Not included in the budget, and desperately needed now:
- EI reform to make Employment Insurance non-contributory, accessible to all the unemployed, for the full duration of unemployment, at 90% of previous earnings
- introduction of a Guaranteed Annual Livable Income
- substantial increase the Canada Pension Plan, Old Age Security and Guaranteed Income Supplement, and make them fully accessible at age 60 – not 75.
- raise the minimum wage to $23 – a living wage that will allow workers across the country to pay the rent and feed their kids
Not included: progressive tax reform
Providing $12 billion in tax credits to low-paid workers won’t change much.
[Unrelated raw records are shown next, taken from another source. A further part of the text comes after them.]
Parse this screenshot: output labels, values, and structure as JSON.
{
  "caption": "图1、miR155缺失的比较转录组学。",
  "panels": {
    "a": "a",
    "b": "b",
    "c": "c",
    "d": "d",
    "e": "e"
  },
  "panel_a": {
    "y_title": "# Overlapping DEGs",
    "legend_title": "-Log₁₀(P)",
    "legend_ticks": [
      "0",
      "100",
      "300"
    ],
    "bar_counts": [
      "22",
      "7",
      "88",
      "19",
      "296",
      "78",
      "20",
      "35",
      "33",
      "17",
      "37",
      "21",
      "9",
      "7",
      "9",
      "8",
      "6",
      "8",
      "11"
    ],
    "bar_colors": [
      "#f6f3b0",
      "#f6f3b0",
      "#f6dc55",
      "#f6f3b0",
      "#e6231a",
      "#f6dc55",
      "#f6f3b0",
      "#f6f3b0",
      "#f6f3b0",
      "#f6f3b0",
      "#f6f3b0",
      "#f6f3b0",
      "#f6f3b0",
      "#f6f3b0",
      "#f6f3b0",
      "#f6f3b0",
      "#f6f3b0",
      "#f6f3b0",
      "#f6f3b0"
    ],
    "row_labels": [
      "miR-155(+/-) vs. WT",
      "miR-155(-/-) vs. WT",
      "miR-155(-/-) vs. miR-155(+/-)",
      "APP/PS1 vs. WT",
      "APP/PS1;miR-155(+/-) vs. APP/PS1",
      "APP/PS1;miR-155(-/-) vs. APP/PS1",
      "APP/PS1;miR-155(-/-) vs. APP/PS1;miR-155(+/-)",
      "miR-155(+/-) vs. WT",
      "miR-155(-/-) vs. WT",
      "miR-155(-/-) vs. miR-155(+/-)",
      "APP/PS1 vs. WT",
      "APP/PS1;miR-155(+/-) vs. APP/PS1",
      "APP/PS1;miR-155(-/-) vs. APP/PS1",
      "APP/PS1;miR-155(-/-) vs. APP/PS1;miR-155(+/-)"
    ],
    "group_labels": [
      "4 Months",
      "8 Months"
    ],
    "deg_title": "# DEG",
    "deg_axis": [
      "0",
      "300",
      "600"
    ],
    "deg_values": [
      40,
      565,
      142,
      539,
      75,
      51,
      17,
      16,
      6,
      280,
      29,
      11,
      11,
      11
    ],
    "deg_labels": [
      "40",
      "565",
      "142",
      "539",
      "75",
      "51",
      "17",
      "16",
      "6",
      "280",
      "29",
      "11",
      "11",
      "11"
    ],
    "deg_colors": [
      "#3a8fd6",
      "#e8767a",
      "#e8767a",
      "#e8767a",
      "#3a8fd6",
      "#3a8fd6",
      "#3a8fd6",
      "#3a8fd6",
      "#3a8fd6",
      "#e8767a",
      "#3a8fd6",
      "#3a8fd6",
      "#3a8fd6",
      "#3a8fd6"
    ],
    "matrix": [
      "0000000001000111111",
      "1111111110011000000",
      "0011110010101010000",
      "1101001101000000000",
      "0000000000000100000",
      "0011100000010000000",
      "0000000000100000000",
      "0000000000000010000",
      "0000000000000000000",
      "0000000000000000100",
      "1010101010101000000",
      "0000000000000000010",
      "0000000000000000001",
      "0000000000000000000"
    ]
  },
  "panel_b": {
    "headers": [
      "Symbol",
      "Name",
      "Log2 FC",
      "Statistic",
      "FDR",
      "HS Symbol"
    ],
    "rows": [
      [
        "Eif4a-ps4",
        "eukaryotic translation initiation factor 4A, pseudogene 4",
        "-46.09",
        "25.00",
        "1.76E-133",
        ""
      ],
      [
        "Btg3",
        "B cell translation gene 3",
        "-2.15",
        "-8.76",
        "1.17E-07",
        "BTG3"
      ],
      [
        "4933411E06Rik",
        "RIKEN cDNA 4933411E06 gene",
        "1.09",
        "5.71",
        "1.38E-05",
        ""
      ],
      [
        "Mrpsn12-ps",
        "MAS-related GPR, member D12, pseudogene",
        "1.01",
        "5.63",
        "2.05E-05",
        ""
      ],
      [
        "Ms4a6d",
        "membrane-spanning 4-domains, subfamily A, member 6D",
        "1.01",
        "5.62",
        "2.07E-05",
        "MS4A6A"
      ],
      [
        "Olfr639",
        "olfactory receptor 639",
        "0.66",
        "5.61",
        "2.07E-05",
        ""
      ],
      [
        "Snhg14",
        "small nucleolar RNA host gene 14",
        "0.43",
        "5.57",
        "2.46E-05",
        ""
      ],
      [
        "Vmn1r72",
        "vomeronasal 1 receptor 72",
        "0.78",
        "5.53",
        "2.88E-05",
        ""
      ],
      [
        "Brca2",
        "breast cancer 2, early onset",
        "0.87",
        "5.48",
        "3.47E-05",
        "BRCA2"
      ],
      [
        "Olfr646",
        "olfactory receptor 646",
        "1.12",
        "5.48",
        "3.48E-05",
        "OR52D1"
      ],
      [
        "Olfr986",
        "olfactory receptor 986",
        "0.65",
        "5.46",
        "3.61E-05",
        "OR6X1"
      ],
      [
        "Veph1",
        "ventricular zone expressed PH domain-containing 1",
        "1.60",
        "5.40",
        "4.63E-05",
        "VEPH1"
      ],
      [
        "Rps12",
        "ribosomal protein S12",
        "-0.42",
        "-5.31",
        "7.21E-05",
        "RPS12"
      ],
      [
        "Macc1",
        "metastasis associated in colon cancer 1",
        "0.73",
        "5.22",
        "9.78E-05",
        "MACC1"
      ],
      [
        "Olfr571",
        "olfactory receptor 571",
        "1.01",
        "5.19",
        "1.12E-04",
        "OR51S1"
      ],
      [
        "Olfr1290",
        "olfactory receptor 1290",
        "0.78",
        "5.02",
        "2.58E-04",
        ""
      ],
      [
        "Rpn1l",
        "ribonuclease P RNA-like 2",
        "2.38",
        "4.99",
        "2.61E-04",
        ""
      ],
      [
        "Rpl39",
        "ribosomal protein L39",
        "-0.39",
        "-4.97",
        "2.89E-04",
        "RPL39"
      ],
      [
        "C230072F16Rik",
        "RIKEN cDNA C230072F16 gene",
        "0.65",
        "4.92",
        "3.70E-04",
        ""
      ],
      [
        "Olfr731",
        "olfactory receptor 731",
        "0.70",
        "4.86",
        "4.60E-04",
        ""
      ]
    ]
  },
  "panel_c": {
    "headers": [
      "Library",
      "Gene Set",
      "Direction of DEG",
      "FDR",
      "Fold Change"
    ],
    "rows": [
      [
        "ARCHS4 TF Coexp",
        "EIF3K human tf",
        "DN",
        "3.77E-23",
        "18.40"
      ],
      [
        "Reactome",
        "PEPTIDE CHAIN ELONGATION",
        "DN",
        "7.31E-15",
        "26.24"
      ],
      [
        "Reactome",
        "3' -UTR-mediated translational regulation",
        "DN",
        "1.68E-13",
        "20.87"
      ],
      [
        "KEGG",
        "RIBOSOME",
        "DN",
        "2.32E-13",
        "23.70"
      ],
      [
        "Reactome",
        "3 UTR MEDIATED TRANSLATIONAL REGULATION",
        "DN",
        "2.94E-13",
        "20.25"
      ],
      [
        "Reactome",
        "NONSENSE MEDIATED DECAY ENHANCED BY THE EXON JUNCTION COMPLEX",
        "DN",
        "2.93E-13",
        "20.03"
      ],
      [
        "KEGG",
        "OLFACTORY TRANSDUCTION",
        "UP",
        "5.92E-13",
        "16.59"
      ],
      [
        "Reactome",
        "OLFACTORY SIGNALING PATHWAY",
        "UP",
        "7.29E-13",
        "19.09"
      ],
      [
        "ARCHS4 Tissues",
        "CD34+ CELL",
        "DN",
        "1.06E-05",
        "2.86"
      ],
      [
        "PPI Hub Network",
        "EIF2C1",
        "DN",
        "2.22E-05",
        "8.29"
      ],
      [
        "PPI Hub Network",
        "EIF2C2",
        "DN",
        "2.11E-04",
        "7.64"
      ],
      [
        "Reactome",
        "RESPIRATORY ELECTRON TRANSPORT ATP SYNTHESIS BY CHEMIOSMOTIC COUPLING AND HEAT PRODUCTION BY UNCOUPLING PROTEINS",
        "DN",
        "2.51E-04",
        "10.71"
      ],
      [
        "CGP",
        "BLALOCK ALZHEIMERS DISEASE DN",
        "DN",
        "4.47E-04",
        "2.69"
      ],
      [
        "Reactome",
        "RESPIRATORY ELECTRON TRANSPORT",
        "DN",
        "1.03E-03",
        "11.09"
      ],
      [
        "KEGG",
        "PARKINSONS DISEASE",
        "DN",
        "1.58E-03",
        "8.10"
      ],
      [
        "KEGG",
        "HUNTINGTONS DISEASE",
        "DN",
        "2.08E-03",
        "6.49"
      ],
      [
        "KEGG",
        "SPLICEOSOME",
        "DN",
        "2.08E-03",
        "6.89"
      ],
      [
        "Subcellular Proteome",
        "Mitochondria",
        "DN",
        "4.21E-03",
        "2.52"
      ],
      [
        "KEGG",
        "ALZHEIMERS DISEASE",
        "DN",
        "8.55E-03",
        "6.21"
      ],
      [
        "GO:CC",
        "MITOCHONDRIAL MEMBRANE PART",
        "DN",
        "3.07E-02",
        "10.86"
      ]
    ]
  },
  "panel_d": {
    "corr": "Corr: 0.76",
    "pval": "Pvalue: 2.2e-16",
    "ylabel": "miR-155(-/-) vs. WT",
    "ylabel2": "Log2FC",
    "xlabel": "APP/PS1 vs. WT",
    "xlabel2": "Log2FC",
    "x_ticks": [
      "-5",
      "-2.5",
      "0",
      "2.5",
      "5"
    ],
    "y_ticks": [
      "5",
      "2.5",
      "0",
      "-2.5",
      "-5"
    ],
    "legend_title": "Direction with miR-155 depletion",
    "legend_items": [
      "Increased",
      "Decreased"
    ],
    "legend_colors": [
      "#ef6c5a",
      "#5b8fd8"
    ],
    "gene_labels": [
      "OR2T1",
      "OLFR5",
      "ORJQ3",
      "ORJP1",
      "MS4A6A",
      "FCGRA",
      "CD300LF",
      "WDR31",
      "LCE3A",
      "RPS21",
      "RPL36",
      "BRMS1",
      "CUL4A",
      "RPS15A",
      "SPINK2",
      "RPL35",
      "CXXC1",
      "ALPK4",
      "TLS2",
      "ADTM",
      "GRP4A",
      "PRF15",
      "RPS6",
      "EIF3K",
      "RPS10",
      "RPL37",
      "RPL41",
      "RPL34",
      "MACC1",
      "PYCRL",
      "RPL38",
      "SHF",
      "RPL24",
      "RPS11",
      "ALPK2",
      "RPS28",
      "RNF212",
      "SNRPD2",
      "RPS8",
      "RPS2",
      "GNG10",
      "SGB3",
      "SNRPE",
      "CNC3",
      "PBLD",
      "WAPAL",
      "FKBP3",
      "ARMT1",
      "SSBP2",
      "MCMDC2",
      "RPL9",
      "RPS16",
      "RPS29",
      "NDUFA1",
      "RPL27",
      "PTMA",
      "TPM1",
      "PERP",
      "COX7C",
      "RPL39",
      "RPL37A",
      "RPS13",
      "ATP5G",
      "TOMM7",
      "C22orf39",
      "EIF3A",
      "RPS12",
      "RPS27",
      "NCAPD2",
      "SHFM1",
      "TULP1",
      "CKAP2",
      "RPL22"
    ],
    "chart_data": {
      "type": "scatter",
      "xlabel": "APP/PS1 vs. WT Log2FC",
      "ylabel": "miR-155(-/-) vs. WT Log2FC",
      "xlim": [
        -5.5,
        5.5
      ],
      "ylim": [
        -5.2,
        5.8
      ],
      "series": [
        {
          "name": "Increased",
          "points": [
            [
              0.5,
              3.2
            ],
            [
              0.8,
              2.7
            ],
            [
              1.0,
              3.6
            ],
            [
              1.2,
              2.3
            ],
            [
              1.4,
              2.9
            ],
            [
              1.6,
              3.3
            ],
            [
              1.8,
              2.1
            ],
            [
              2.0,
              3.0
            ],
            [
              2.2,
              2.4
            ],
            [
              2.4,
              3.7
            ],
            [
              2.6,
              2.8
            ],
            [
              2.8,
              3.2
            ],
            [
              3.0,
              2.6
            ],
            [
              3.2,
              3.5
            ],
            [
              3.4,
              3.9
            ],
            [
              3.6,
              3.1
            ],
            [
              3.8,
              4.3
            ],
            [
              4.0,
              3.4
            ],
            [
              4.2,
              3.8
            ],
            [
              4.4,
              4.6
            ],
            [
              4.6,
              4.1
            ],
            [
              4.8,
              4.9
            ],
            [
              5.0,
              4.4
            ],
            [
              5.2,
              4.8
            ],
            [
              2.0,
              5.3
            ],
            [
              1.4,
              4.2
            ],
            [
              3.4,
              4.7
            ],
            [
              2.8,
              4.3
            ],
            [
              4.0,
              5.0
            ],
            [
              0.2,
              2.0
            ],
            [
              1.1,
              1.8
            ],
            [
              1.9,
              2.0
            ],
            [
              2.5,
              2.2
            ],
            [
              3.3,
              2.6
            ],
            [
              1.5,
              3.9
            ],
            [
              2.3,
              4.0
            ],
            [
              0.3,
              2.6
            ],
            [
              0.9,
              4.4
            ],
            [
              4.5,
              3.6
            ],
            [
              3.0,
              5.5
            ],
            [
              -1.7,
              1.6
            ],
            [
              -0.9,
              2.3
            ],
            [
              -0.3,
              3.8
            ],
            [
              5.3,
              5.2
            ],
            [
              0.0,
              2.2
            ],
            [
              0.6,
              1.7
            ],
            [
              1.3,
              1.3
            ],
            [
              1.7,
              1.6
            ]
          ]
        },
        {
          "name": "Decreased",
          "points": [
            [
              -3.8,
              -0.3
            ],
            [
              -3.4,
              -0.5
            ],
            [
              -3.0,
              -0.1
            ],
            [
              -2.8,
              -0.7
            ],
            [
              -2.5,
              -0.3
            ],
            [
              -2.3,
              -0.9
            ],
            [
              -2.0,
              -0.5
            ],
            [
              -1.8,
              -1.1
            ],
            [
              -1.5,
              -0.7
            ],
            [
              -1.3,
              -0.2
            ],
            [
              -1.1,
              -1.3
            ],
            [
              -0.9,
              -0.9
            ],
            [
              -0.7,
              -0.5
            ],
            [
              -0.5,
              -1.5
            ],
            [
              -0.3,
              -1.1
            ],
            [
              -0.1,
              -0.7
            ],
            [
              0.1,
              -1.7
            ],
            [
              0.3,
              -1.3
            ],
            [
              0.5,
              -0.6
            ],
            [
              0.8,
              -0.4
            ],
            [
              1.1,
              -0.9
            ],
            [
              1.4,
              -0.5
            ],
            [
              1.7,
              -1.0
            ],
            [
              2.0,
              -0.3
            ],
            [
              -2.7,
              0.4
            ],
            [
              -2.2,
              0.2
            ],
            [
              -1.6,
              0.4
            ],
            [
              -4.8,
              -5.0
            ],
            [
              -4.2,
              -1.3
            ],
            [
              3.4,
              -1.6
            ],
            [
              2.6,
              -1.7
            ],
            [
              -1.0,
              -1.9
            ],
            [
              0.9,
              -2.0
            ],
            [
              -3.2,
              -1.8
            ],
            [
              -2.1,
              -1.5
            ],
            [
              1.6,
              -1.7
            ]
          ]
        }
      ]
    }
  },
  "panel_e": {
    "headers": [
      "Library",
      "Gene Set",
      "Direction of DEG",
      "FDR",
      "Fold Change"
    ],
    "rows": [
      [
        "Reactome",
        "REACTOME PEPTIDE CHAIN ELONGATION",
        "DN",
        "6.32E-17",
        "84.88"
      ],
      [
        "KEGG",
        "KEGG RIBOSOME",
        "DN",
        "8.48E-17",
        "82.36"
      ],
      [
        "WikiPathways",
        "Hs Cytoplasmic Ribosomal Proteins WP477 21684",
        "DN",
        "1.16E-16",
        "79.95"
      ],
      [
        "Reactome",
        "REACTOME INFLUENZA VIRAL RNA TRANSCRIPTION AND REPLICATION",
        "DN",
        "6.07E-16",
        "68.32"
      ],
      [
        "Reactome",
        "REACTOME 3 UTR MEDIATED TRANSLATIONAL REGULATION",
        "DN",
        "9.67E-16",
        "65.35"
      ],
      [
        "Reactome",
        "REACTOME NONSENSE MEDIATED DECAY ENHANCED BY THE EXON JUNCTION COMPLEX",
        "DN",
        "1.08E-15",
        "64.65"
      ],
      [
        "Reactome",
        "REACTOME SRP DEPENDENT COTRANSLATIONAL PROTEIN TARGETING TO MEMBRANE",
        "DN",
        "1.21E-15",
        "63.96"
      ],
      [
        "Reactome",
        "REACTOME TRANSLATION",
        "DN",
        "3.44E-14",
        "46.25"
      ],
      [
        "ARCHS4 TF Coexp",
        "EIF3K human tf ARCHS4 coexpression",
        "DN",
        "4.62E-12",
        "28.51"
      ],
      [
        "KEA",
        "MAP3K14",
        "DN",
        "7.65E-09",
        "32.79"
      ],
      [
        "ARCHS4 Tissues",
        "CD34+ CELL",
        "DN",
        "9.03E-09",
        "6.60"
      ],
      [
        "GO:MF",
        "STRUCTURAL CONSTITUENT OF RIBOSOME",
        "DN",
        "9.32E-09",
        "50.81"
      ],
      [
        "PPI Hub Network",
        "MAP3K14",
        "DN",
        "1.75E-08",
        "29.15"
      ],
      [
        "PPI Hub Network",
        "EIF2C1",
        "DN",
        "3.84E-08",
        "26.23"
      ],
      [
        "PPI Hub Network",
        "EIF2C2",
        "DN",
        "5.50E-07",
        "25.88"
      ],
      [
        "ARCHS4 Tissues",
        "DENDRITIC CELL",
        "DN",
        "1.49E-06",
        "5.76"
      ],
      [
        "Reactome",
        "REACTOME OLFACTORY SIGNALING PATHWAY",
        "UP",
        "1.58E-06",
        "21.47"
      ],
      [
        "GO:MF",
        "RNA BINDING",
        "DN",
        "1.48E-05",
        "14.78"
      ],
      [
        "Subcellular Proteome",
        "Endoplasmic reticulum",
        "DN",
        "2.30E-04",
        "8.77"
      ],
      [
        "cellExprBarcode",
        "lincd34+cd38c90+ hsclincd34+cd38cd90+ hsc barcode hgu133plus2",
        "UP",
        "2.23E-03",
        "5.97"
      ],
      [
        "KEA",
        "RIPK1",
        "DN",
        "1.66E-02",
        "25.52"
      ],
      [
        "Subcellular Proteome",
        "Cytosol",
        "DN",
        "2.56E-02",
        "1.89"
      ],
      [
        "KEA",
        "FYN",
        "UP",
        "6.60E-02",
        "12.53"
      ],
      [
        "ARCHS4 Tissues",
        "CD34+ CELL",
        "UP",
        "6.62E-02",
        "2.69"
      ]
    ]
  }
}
Eliminating taxes on incomes under $40,000, and axing the HST, would do a lot to raise living standards and quality of life for millions of low-income and precarious workers.
- raise taxes on the corporations and the wealthy
- double the corporate tax rate, restore the capital tax, raise the capital gains tax to 100 percent of the gain
- close tax loopholes and tax havens, collect deferred corporate taxes
- introduce wealth and inheritance tax on the rich
- raise the funds needed for job creation, expansion of social programs, transition to a publicly owned and green energy industry and a sustainable Canadian economy, rising wages and living standards
Not included: real action on climate change
- nationalize energy, close the tarsands, build a publicly owned renewable energy industry, guarantee the jobs and wages of displaced workers in the fossil fuel industry
- impose hard caps on carbon emissions, make the polluter pay for clean-up
- stop the pipelines
- act now while there’s still time
Not included: full employment and job creation
- build value added secondary industry and manufacturing
- build a publicly owned basic steel industry
- build public transit and rail
- restore Canadian shipbuilding industry
- introduce a 32-hour work week with 40 hours pay
- support women’s re-entry into the workforce by building and funding a universal, quality and free public childcare system now – no more broken promises
- stop the layoffs, program cuts and decimation of Laurentian University in Sudbury and fund post-secondary education across Canada – eliminate tuition and student debt now
- withdraw from job-killing corporate free trade deals
- support the family farm, supply management and food security
Not included: real action on housing
- build 1 million units of affordable social housing in 10 years
- cut housing prices and rents
Not included: A foreign policy of peace and disarmament
- withdraw from NATO and NORAD
- cut military spending by 75 percent and redirect to civilian spending
- stop arms purchases and exports
The federal budget is smoke and mirrors. Most important commitments will take years to deliver – well beyond this or the next government’s mandate. Others, like the childcare system are contingent on provincial governments to also support and fund. It will take a mass, Canada-wide struggle to bring this program to life – it will die on the order paper without it.
In many ways this budget is an election agenda for a minority government that’s desperate for an election, and a majority government.
What will be implemented are the tax ‘incentives’ and bailouts to Big Business, public funding of the digitization and innovation of private, for-profit companies operating in Canada, the $95 billion set aside to buy new fighter planes and fighting ships, plus additional billions for NATO and NORAD that Parliament has not yet agreed to and that must be opposed.
And the other “sure thing” in this budget is the cuts to the Recovery Benefits so vital to the unemployed and precarious workers – which will start in July with a cut to $300 / week from $500 and end in September with no benefits at all – and the cuts to EI benefits that will kick in in September 2022.
These cuts are coming even though the Finance Minister admits that unemployment is high and growing with a pandemic and an economic crisis that is nowhere near the end in Canada – or globally.
The labour and people’s movements need to get organized – and united – to fight this Big Business budget and demand what’s needed for a People’s Recovery now.